Authorities suspect whoever perpetrated the Boston Marathon attacks carried heavy bombs made from pressure cookers in nylon bags or backpacks to launch the worst bombings on U.S. soil since security was stepped up following the September 11, 2001, hijacked plane attacks.
The twin blasts on Monday killed three people including an 8-year-old boy and injured 176 others, some of whom were maimed by bombs packed with ball bearings and nails. Seventeen victims remained in critical condition.
President Barack Obama, who will travel to Boston on Thursday for a memorial service, called the bombings an "act of terror" on Tuesday, while cities across the United States heightened security.
In Washington, the U.S. Senate shut its mail facility for the next two to three days after Republican Senator Roger Wicker of Mississippi received mail that tested positive for the poison ricin.
In New York, bomb squad investigators were called in and the central terminal at La Guardia airport was evacuated due to a suspicious package. Two passengers and their bags were removed from a flight at Boston's Logan airport. Both cases were false alarms.
At the scene of the marathon, investigators recovered material that was being reconstructed at the FBI laboratory in Quantico, Virginia, said Richard DesLauriers, the Federal Bureau of Investigation's special agent in charge for Boston.
"Among items partially recovered are pieces of black nylon which could be from a backpack and what appear to be fragments of BBs (ball bearings) and nails possibly contained in a pressure cooker device," DesLauriers told a news conference.
"This morning it was determined that both of the explosives were placed in a dark-colored nylon bag or backpack. The bag would have been heavy because of the components believed to be in it," DesLauriers said.
Boston's WHDH television later showed a picture of an unattended, light-colored bag on the ground right at one of the bomb sites before the explosion. The bag was gone in a picture from a similar angle taken after the blasts.
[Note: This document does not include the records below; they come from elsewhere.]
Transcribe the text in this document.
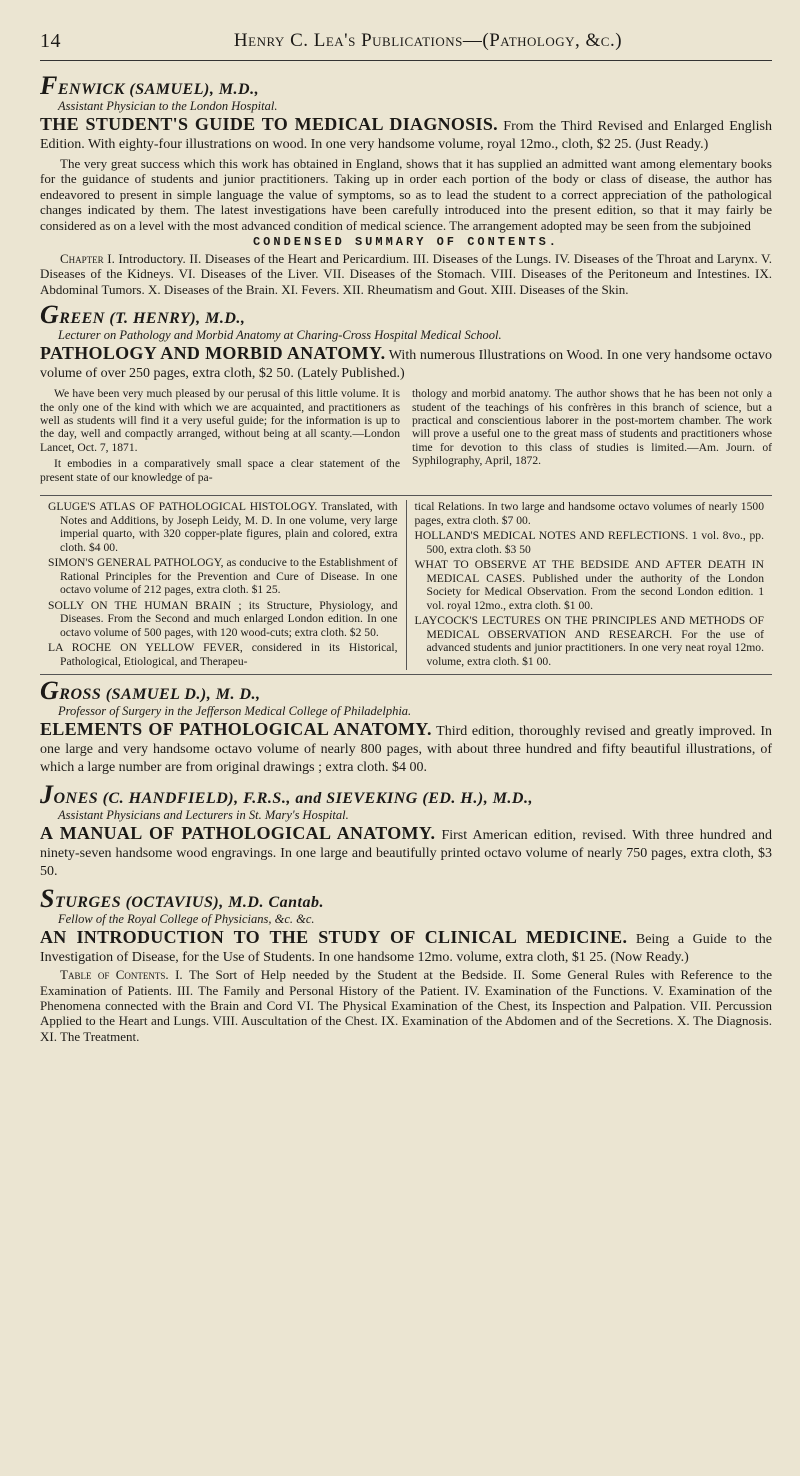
14	Henry C. Lea's Publications—(Pathology, &c.)
FENWICK (SAMUEL), M.D.,
Assistant Physician to the London Hospital.
THE STUDENT'S GUIDE TO MEDICAL DIAGNOSIS. From the Third Revised and Enlarged English Edition. With eighty-four illustrations on wood. In one very handsome volume, royal 12mo., cloth, $2 25. (Just Ready.)
The very great success which this work has obtained in England, shows that it has supplied an admitted want among elementary books for the guidance of students and junior practitioners. Taking up in order each portion of the body or class of disease, the author has endeavored to present in simple language the value of symptoms, so as to lead the student to a correct appreciation of the pathological changes indicated by them. The latest investigations have been carefully introduced into the present edition, so that it may fairly be considered as on a level with the most advanced condition of medical science. The arrangement adopted may be seen from the subjoined
CONDENSED SUMMARY OF CONTENTS.
Chapter I. Introductory. II. Diseases of the Heart and Pericardium. III. Diseases of the Lungs. IV. Diseases of the Throat and Larynx. V. Diseases of the Kidneys. VI. Diseases of the Liver. VII. Diseases of the Stomach. VIII. Diseases of the Peritoneum and Intestines. IX. Abdominal Tumors. X. Diseases of the Brain. XI. Fevers. XII. Rheumatism and Gout. XIII. Diseases of the Skin.
GREEN (T. HENRY), M.D.,
Lecturer on Pathology and Morbid Anatomy at Charing-Cross Hospital Medical School.
PATHOLOGY AND MORBID ANATOMY. With numerous Illustrations on Wood. In one very handsome octavo volume of over 250 pages, extra cloth, $2 50. (Lately Published.)

We have been very much pleased by our perusal of this little volume. It is the only one of the kind with which we are acquainted, and practitioners as well as students will find it a very useful guide; for the information is up to the day, well and compactly arranged, without being at all scanty.—London Lancet, Oct. 7, 1871.

It embodies in a comparatively small space a clear statement of the present state of our knowledge of pa-

thology and morbid anatomy. The author shows that he has been not only a student of the teachings of his confrères in this branch of science, but a practical and conscientious laborer in the post-mortem chamber. The work will prove a useful one to the great mass of students and practitioners whose time for devotion to this class of studies is limited.—Am. Journ. of Syphilography, April, 1872.

GLUGE'S ATLAS OF PATHOLOGICAL HISTOLOGY. Translated, with Notes and Additions, by Joseph Leidy, M. D. In one volume, very large imperial quarto, with 320 copper-plate figures, plain and colored, extra cloth. $4 00.

SIMON'S GENERAL PATHOLOGY, as conducive to the Establishment of Rational Principles for the Prevention and Cure of Disease. In one octavo volume of 212 pages, extra cloth. $1 25.

SOLLY ON THE HUMAN BRAIN ; its Structure, Physiology, and Diseases. From the Second and much enlarged London edition. In one octavo volume of 500 pages, with 120 wood-cuts; extra cloth. $2 50.

LA ROCHE ON YELLOW FEVER, considered in its Historical, Pathological, Etiological, and Therapeu-

tical Relations. In two large and handsome octavo volumes of nearly 1500 pages, extra cloth. $7 00.

HOLLAND'S MEDICAL NOTES AND REFLECTIONS. 1 vol. 8vo., pp. 500, extra cloth. $3 50

WHAT TO OBSERVE AT THE BEDSIDE AND AFTER DEATH IN MEDICAL CASES. Published under the authority of the London Society for Medical Observation. From the second London edition. 1 vol. royal 12mo., extra cloth. $1 00.

LAYCOCK'S LECTURES ON THE PRINCIPLES AND METHODS OF MEDICAL OBSERVATION AND RESEARCH. For the use of advanced students and junior practitioners. In one very neat royal 12mo. volume, extra cloth. $1 00.

GROSS (SAMUEL D.), M. D.,
Professor of Surgery in the Jefferson Medical College of Philadelphia.
ELEMENTS OF PATHOLOGICAL ANATOMY. Third edition, thoroughly revised and greatly improved. In one large and very handsome octavo volume of nearly 800 pages, with about three hundred and fifty beautiful illustrations, of which a large number are from original drawings ; extra cloth. $4 00.
JONES (C. HANDFIELD), F.R.S., and SIEVEKING (ED. H.), M.D.,
Assistant Physicians and Lecturers in St. Mary's Hospital.
A MANUAL OF PATHOLOGICAL ANATOMY. First American edition, revised. With three hundred and ninety-seven handsome wood engravings. In one large and beautifully printed octavo volume of nearly 750 pages, extra cloth, $3 50.
STURGES (OCTAVIUS), M.D. Cantab.
Fellow of the Royal College of Physicians, &c. &c.
AN INTRODUCTION TO THE STUDY OF CLINICAL MEDICINE. Being a Guide to the Investigation of Disease, for the Use of Students. In one handsome 12mo. volume, extra cloth, $1 25. (Now Ready.)
Table of Contents. I. The Sort of Help needed by the Student at the Bedside. II. Some General Rules with Reference to the Examination of Patients. III. The Family and Personal History of the Patient. IV. Examination of the Functions. V. Examination of the Phenomena connected with the Brain and Cord VI. The Physical Examination of the Chest, its Inspection and Palpation. VII. Percussion Applied to the Heart and Lungs. VIII. Auscultation of the Chest. IX. Examination of the Abdomen and of the Secretions. X. The Diagnosis. XI. The Treatment.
Authorities could not be reached for comment on the significance of the pictures.
No suspects were in custody and there were no claims of responsibility. "The range of suspects and motives remains wide open," DesLauriers said.
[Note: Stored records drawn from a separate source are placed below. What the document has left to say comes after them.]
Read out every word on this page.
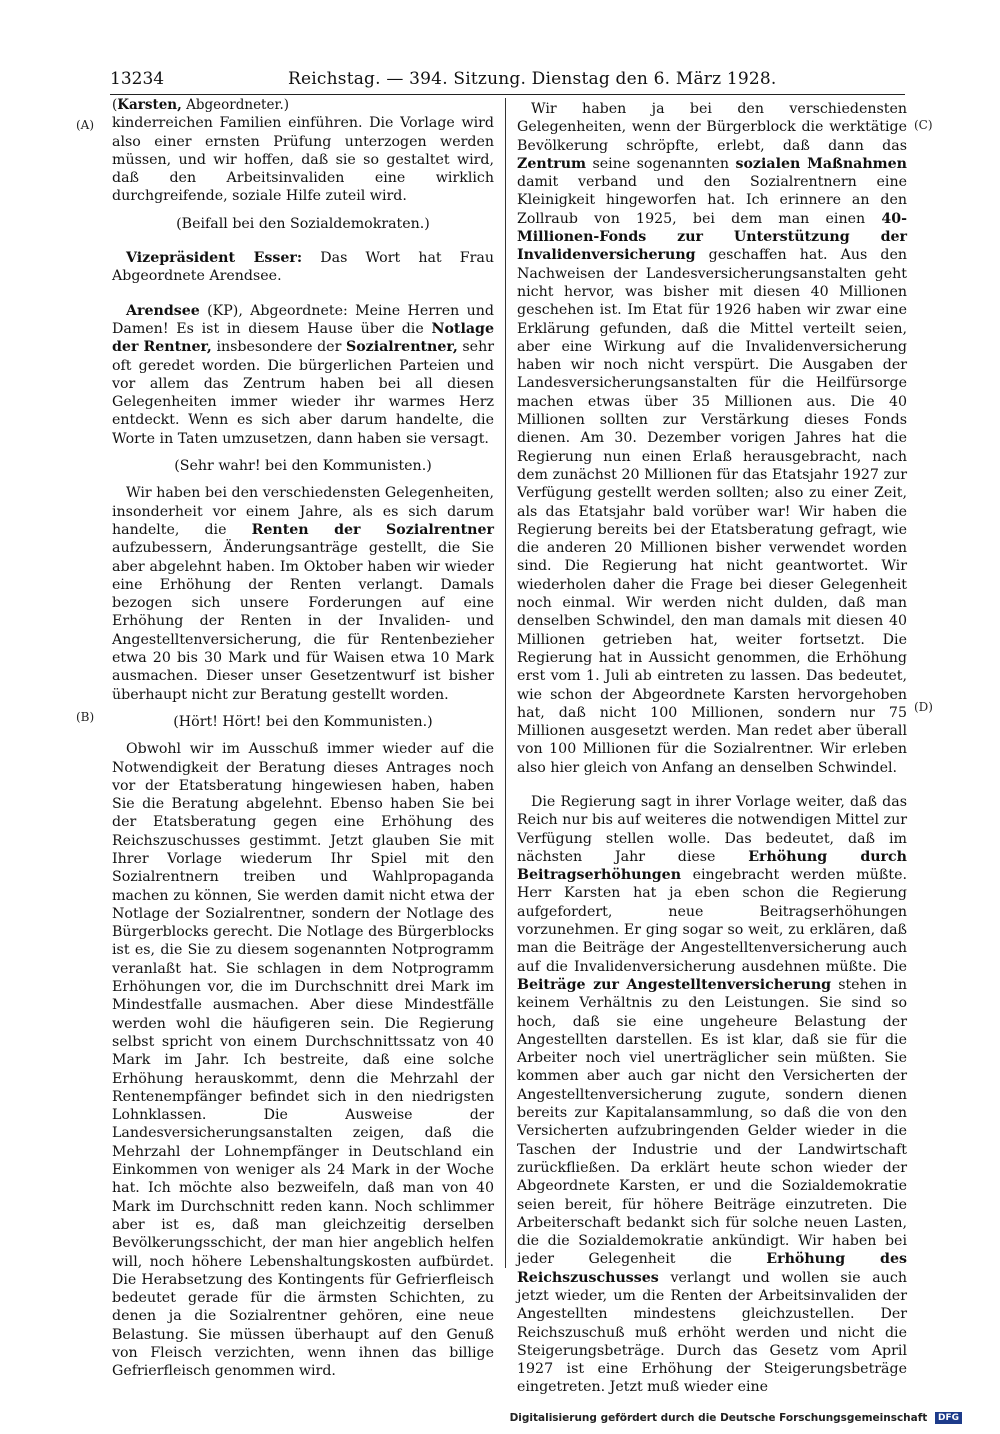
13234	Reichstag. — 394. Sitzung. Dienstag den 6. März 1928.
(A)
(B)
(C)
(D)
(Karsten, Abgeordneter.)

kinderreichen Familien einführen. Die Vorlage wird also einer ernsten Prüfung unterzogen werden müssen, und wir hoffen, daß sie so gestaltet wird, daß den Arbeitsinvaliden eine wirklich durchgreifende, soziale Hilfe zuteil wird.

(Beifall bei den Sozialdemokraten.)

Vizepräsident Esser: Das Wort hat Frau Abgeordnete Arendsee.

Arendsee (KP), Abgeordnete: Meine Herren und Damen! Es ist in diesem Hause über die Notlage der Rentner, insbesondere der Sozialrentner, sehr oft geredet worden. Die bürgerlichen Parteien und vor allem das Zentrum haben bei all diesen Gelegenheiten immer wieder ihr warmes Herz entdeckt. Wenn es sich aber darum handelte, die Worte in Taten umzusetzen, dann haben sie versagt.

(Sehr wahr! bei den Kommunisten.)

Wir haben bei den verschiedensten Gelegenheiten, insonderheit vor einem Jahre, als es sich darum handelte, die Renten der Sozialrentner aufzubessern, Änderungsanträge gestellt, die Sie aber abgelehnt haben. Im Oktober haben wir wieder eine Erhöhung der Renten verlangt. Damals bezogen sich unsere Forderungen auf eine Erhöhung der Renten in der Invaliden- und Angestelltenversicherung, die für Rentenbezieher etwa 20 bis 30 Mark und für Waisen etwa 10 Mark ausmachen. Dieser unser Gesetzentwurf ist bisher überhaupt nicht zur Beratung gestellt worden.

(Hört! Hört! bei den Kommunisten.)

Obwohl wir im Ausschuß immer wieder auf die Notwendigkeit der Beratung dieses Antrages noch vor der Etatsberatung hingewiesen haben, haben Sie die Beratung abgelehnt. Ebenso haben Sie bei der Etatsberatung gegen eine Erhöhung des Reichszuschusses gestimmt. Jetzt glauben Sie mit Ihrer Vorlage wiederum Ihr Spiel mit den Sozialrentnern treiben und Wahlpropaganda machen zu können, Sie werden damit nicht etwa der Notlage der Sozialrentner, sondern der Notlage des Bürgerblocks gerecht. Die Notlage des Bürgerblocks ist es, die Sie zu diesem sogenannten Notprogramm veranlaßt hat. Sie schlagen in dem Notprogramm Erhöhungen vor, die im Durchschnitt drei Mark im Mindestfalle ausmachen. Aber diese Mindestfälle werden wohl die häufigeren sein. Die Regierung selbst spricht von einem Durchschnittssatz von 40 Mark im Jahr. Ich bestreite, daß eine solche Erhöhung herauskommt, denn die Mehrzahl der Rentenempfänger befindet sich in den niedrigsten Lohnklassen. Die Ausweise der Landesversicherungsanstalten zeigen, daß die Mehrzahl der Lohnempfänger in Deutschland ein Einkommen von weniger als 24 Mark in der Woche hat. Ich möchte also bezweifeln, daß man von 40 Mark im Durchschnitt reden kann. Noch schlimmer aber ist es, daß man gleichzeitig derselben Bevölkerungsschicht, der man hier angeblich helfen will, noch höhere Lebenshaltungskosten aufbürdet. Die Herabsetzung des Kontingents für Gefrierfleisch bedeutet gerade für die ärmsten Schichten, zu denen ja die Sozialrentner gehören, eine neue Belastung. Sie müssen überhaupt auf den Genuß von Fleisch verzichten, wenn ihnen das billige Gefrierfleisch genommen wird.

Wir haben ja bei den verschiedensten Gelegenheiten, wenn der Bürgerblock die werktätige Bevölkerung schröpfte, erlebt, daß dann das Zentrum seine sogenannten sozialen Maßnahmen damit verband und den Sozialrentnern eine Kleinigkeit hingeworfen hat. Ich erinnere an den Zollraub von 1925, bei dem man einen 40-Millionen-Fonds zur Unterstützung der Invalidenversicherung geschaffen hat. Aus den Nachweisen der Landesversicherungsanstalten geht nicht hervor, was bisher mit diesen 40 Millionen geschehen ist. Im Etat für 1926 haben wir zwar eine Erklärung gefunden, daß die Mittel verteilt seien, aber eine Wirkung auf die Invalidenversicherung haben wir noch nicht verspürt. Die Ausgaben der Landesversicherungsanstalten für die Heilfürsorge machen etwas über 35 Millionen aus. Die 40 Millionen sollten zur Verstärkung dieses Fonds dienen. Am 30. Dezember vorigen Jahres hat die Regierung nun einen Erlaß herausgebracht, nach dem zunächst 20 Millionen für das Etatsjahr 1927 zur Verfügung gestellt werden sollten; also zu einer Zeit, als das Etatsjahr bald vorüber war! Wir haben die Regierung bereits bei der Etatsberatung gefragt, wie die anderen 20 Millionen bisher verwendet worden sind. Die Regierung hat nicht geantwortet. Wir wiederholen daher die Frage bei dieser Gelegenheit noch einmal. Wir werden nicht dulden, daß man denselben Schwindel, den man damals mit diesen 40 Millionen getrieben hat, weiter fortsetzt. Die Regierung hat in Aussicht genommen, die Erhöhung erst vom 1. Juli ab eintreten zu lassen. Das bedeutet, wie schon der Abgeordnete Karsten hervorgehoben hat, daß nicht 100 Millionen, sondern nur 75 Millionen ausgesetzt werden. Man redet aber überall von 100 Millionen für die Sozialrentner. Wir erleben also hier gleich von Anfang an denselben Schwindel.

Die Regierung sagt in ihrer Vorlage weiter, daß das Reich nur bis auf weiteres die notwendigen Mittel zur Verfügung stellen wolle. Das bedeutet, daß im nächsten Jahr diese Erhöhung durch Beitragserhöhungen eingebracht werden müßte. Herr Karsten hat ja eben schon die Regierung aufgefordert, neue Beitragserhöhungen vorzunehmen. Er ging sogar so weit, zu erklären, daß man die Beiträge der Angestelltenversicherung auch auf die Invalidenversicherung ausdehnen müßte. Die Beiträge zur Angestelltenversicherung stehen in keinem Verhältnis zu den Leistungen. Sie sind so hoch, daß sie eine ungeheure Belastung der Angestellten darstellen. Es ist klar, daß sie für die Arbeiter noch viel unerträglicher sein müßten. Sie kommen aber auch gar nicht den Versicherten der Angestelltenversicherung zugute, sondern dienen bereits zur Kapitalansammlung, so daß die von den Versicherten aufzubringenden Gelder wieder in die Taschen der Industrie und der Landwirtschaft zurückfließen. Da erklärt heute schon wieder der Abgeordnete Karsten, er und die Sozialdemokratie seien bereit, für höhere Beiträge einzutreten. Die Arbeiterschaft bedankt sich für solche neuen Lasten, die die Sozialdemokratie ankündigt. Wir haben bei jeder Gelegenheit die Erhöhung des Reichszuschusses verlangt und wollen sie auch jetzt wieder, um die Renten der Arbeitsinvaliden der Angestellten mindestens gleichzustellen. Der Reichszuschuß muß erhöht werden und nicht die Steigerungsbeträge. Durch das Gesetz vom April 1927 ist eine Erhöhung der Steigerungsbeträge eingetreten. Jetzt muß wieder eine

Digitalisierung gefördert durch die Deutsche Forschungsgemeinschaft DFG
U.S. Homeland Security Secretary Janet Napolitano said there was no indication the bomb blasts were part of a broader plot.
Officials in Britain and Spain said the London and Madrid marathons would go ahead on Sunday, but security plans for both races were under review.
PRESSURE COOKER BOMB
At least one bomb and possibly both were built using pressure cookers as the superstructure, black powder or gunpowder as the explosive and ball bearings as additional shrapnel, according to current and former counterterrorism officials briefed on the matter.
The sources, who asked not to be identified, said instructions on how to design such bombs are available on the Internet.
Much of central Boston remained cordoned off on Tuesday surrounding what Police Commissioner Ed Davis called "the most complex crime scene that we have dealt with in the history of our department."
Doctors said some victims would have to endure several operations over the coming days.
"When these kids came in ... they were just so badly hurt, just covered with singed hair and in so much pain, it was just gut-wrenching," said David Mooney, the director of the trauma program at Boston Children's Hospital. "Pulling nails out of a little girl's flesh is just awful."
Another doctor said he was amazed by the resolve of the patients.
"Some of them woke up today with no leg and they told me that they are happy to be alive. They told me they thought they would die as they saw the blood spilling out," George Velmahos, chief of trauma surgery at Massachusetts General Hospital, told reporters.
The decision to amputate was easy, he said: "We just completed the ugly job that the bomb did."